流石に自分はhpに不正疑惑があったからというだけで、アメリカ製品は全て怪しいとまでは思わないが、中国共産党への不信とレノボの件を理由に中国製品全般に不信を感じるなら、各国首脳に対する盗聴疑惑を、NSA:アメリカ国家安全保障局の元職員によって内部告発されたアメリカ政府に対する不信もあるので、それとhpの件を理由にアメリカ製品全般に不信を感じてもいいのかもしれない。
そんな風に考えれば、アメリカ政府の「ファーウェイ・ZTE排除」に果たして説得力があるのか?という疑問も湧いてくる。それは、ウイグル族の弾圧や、政府に批判的な弁護士等を不当に拘束するような中国政府が、カナダでのファーウェイの幹部拘束について「中国公民の合法的で正当な権益を侵害している」などと反論するのと同じくらい「お前が言うな」的な事なのかもしれない。

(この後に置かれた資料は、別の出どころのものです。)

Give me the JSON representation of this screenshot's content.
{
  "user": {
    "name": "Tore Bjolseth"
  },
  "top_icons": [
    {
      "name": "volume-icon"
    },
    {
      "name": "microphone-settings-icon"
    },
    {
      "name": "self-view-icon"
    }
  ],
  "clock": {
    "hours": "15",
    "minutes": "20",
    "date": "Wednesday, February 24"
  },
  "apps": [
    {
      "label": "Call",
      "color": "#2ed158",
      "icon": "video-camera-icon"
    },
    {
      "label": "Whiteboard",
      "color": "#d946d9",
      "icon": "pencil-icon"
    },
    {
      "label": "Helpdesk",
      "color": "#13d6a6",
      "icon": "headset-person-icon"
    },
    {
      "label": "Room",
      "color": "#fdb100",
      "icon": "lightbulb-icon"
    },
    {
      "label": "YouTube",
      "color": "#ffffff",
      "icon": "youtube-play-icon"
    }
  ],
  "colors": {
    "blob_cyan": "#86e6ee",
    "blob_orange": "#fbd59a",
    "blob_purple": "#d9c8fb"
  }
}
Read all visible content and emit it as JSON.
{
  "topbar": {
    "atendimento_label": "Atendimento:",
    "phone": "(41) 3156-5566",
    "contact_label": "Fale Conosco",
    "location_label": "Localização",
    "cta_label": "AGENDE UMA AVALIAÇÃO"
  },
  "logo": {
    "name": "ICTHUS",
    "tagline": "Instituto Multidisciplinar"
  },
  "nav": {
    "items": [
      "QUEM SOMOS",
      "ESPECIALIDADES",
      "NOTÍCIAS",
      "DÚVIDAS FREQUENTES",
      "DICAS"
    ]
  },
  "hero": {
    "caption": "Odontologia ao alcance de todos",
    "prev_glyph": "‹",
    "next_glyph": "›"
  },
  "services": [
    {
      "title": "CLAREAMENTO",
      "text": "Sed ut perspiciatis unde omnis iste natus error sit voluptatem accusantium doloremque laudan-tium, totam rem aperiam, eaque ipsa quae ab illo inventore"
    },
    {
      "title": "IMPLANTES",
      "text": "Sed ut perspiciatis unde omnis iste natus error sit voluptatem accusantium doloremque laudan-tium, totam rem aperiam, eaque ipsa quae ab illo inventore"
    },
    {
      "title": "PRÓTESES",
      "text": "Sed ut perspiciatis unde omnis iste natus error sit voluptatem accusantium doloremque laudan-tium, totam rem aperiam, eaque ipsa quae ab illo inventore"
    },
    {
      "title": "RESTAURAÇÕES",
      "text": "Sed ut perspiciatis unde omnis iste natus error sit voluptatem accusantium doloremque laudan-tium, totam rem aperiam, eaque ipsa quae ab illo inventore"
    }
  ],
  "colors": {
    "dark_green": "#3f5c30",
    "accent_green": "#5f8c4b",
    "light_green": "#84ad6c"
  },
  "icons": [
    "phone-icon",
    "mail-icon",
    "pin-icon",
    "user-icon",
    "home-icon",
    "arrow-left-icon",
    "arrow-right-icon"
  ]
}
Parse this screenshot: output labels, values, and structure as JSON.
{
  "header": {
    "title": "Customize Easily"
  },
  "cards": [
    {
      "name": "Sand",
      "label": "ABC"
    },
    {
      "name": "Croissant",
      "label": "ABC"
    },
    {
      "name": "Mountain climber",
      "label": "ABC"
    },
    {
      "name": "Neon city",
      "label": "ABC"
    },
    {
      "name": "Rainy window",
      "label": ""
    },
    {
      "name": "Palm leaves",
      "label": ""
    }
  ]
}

また、アメリカのブランド・アップルやその他の情報通信機器ブランドにも、勿論日本のブランドでも、部品単位では中国製の製品が少なからず含まれている筈だ。そのような事を勘案すれば、アメリカ政府が進める中国製品排除は、国防上の理由だけでなく経済戦争上の理由も背景にあるように思う。個人的にはこれからも当面中国ブランドの情報通信端末を使う気はないが、「中国製だから排除」というのは、1980年代にアメリカで起こった「労働者の仕事を奪うから日本車を排除」と似たような側面がある動きのようにも思う。